An anticorrosive coating film comprising a compound containing cement, an inorganic powder material and an expansion material, a polymer selected from a styrene / butadiene copolymer or an acrylic / styrene copolymer, and nitrite.
The anticorrosion coating film according to claim 12, wherein the polymer is a styrene / butadiene copolymer,
32.5 to 49% by mass of the cement, 25 to 35% by mass of the inorganic powder, 0.6 to 1.9% by mass of the expansion material, and 6 to 23% by mass of the styrene / butadiene copolymer. 3.1 to 9.4% by mass of the nitrite,
Further, it contains 7 to 12% by mass of crystal water, and the inorganic powder material is one or more selected from cinnabar powder, calcium carbonate, magnesium silicate, slag powder, and clay powder. Anticorrosion coating.

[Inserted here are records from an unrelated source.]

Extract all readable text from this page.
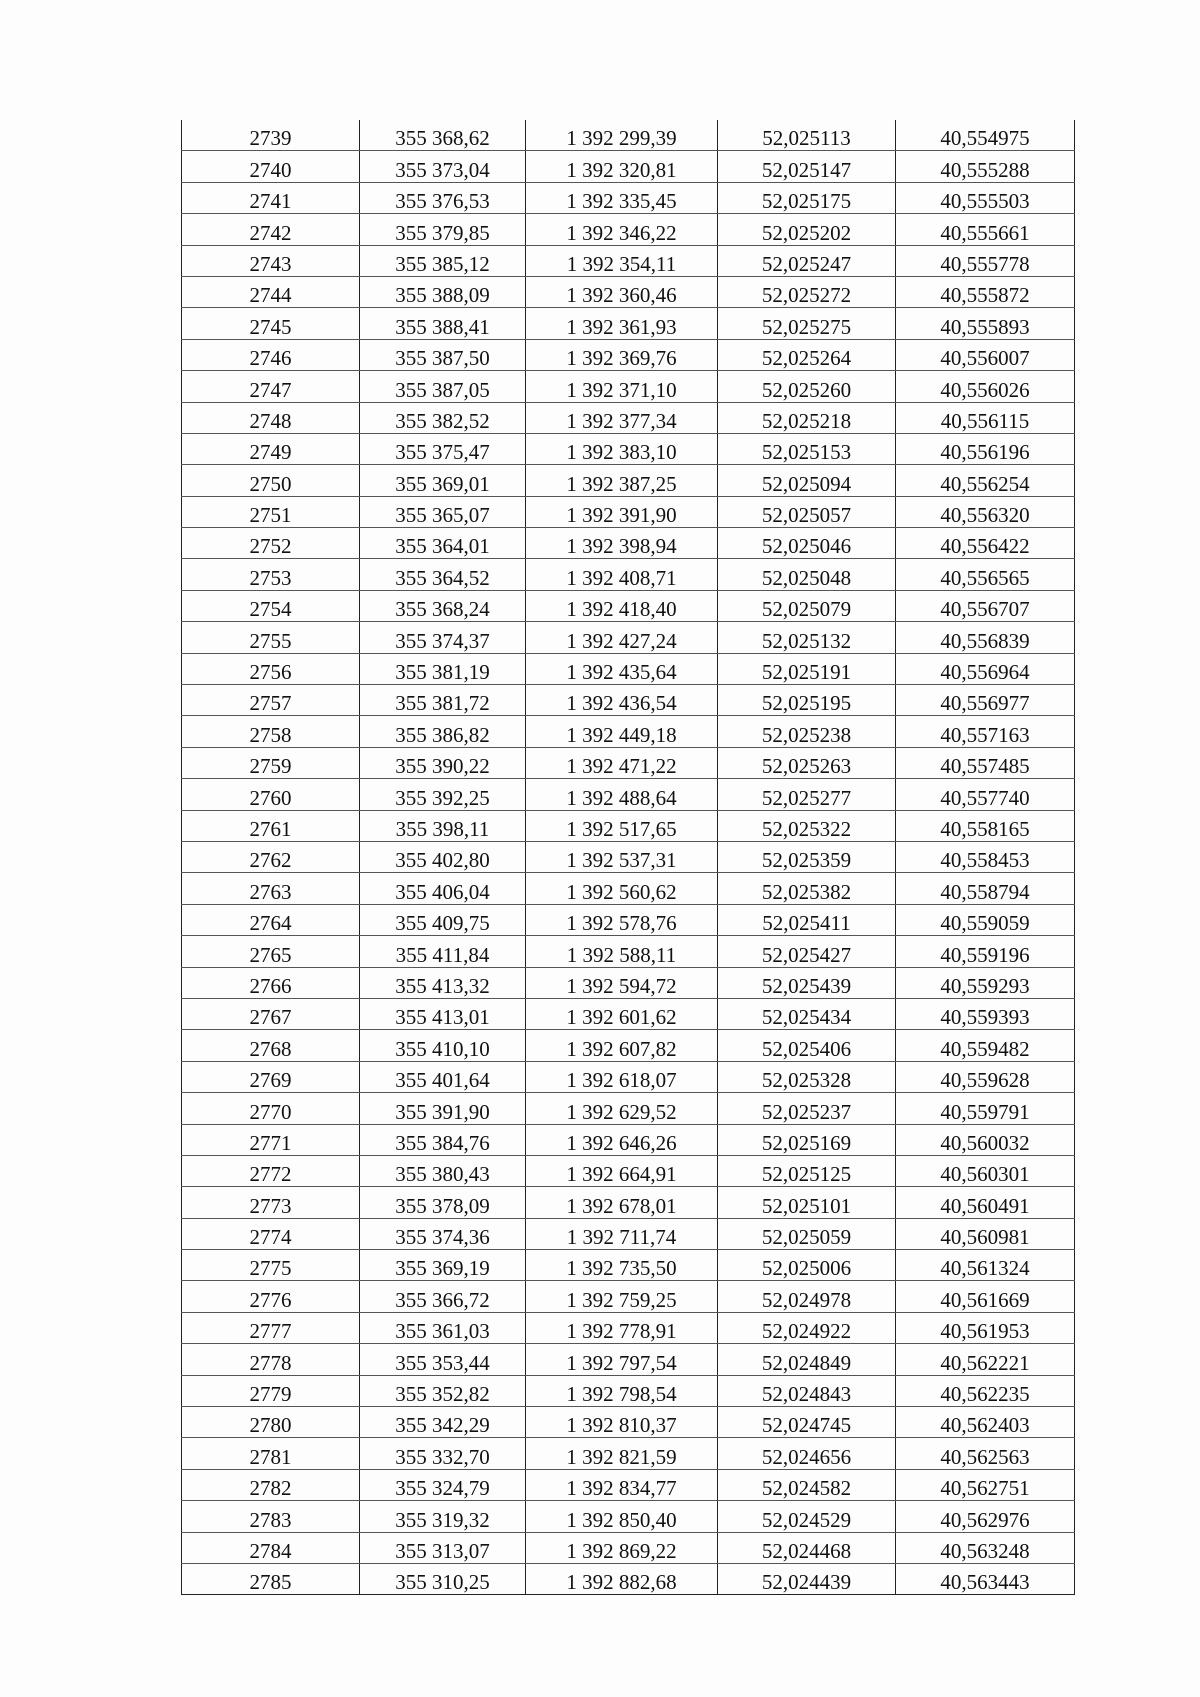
2739	355 368,62	1 392 299,39	52,025113	40,554975
2740	355 373,04	1 392 320,81	52,025147	40,555288
2741	355 376,53	1 392 335,45	52,025175	40,555503
2742	355 379,85	1 392 346,22	52,025202	40,555661
2743	355 385,12	1 392 354,11	52,025247	40,555778
2744	355 388,09	1 392 360,46	52,025272	40,555872
2745	355 388,41	1 392 361,93	52,025275	40,555893
2746	355 387,50	1 392 369,76	52,025264	40,556007
2747	355 387,05	1 392 371,10	52,025260	40,556026
2748	355 382,52	1 392 377,34	52,025218	40,556115
2749	355 375,47	1 392 383,10	52,025153	40,556196
2750	355 369,01	1 392 387,25	52,025094	40,556254
2751	355 365,07	1 392 391,90	52,025057	40,556320
2752	355 364,01	1 392 398,94	52,025046	40,556422
2753	355 364,52	1 392 408,71	52,025048	40,556565
2754	355 368,24	1 392 418,40	52,025079	40,556707
2755	355 374,37	1 392 427,24	52,025132	40,556839
2756	355 381,19	1 392 435,64	52,025191	40,556964
2757	355 381,72	1 392 436,54	52,025195	40,556977
2758	355 386,82	1 392 449,18	52,025238	40,557163
2759	355 390,22	1 392 471,22	52,025263	40,557485
2760	355 392,25	1 392 488,64	52,025277	40,557740
2761	355 398,11	1 392 517,65	52,025322	40,558165
2762	355 402,80	1 392 537,31	52,025359	40,558453
2763	355 406,04	1 392 560,62	52,025382	40,558794
2764	355 409,75	1 392 578,76	52,025411	40,559059
2765	355 411,84	1 392 588,11	52,025427	40,559196
2766	355 413,32	1 392 594,72	52,025439	40,559293
2767	355 413,01	1 392 601,62	52,025434	40,559393
2768	355 410,10	1 392 607,82	52,025406	40,559482
2769	355 401,64	1 392 618,07	52,025328	40,559628
2770	355 391,90	1 392 629,52	52,025237	40,559791
2771	355 384,76	1 392 646,26	52,025169	40,560032
2772	355 380,43	1 392 664,91	52,025125	40,560301
2773	355 378,09	1 392 678,01	52,025101	40,560491
2774	355 374,36	1 392 711,74	52,025059	40,560981
2775	355 369,19	1 392 735,50	52,025006	40,561324
2776	355 366,72	1 392 759,25	52,024978	40,561669
2777	355 361,03	1 392 778,91	52,024922	40,561953
2778	355 353,44	1 392 797,54	52,024849	40,562221
2779	355 352,82	1 392 798,54	52,024843	40,562235
2780	355 342,29	1 392 810,37	52,024745	40,562403
2781	355 332,70	1 392 821,59	52,024656	40,562563
2782	355 324,79	1 392 834,77	52,024582	40,562751
2783	355 319,32	1 392 850,40	52,024529	40,562976
2784	355 313,07	1 392 869,22	52,024468	40,563248
2785	355 310,25	1 392 882,68	52,024439	40,563443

The anticorrosion coating film according to claim 12, wherein the polymer is an acrylic / styrene copolymer,
32.5 to 47.5% by mass of the cement, 25 to 35% by mass of the inorganic powder, 0.6 to 1.9% by mass of the expansion material, 7.5 to 30% by mass of the acrylic / A styrene copolymer, 3.1 to 11.2% by mass of the nitrite,
Further, 7.8 to 12% by mass of crystallization water is included, and the inorganic powder material is one or more selected from cinnabar powder, calcium carbonate, magnesium silicate, slag powder, and clay powder. Characteristic anticorrosion coating.
A coating layer comprising: an undercoat layer comprising the anticorrosion coating film according to any one of claims 12 to 14; and an overcoat layer comprising a coating film having an elongation of 5% or more.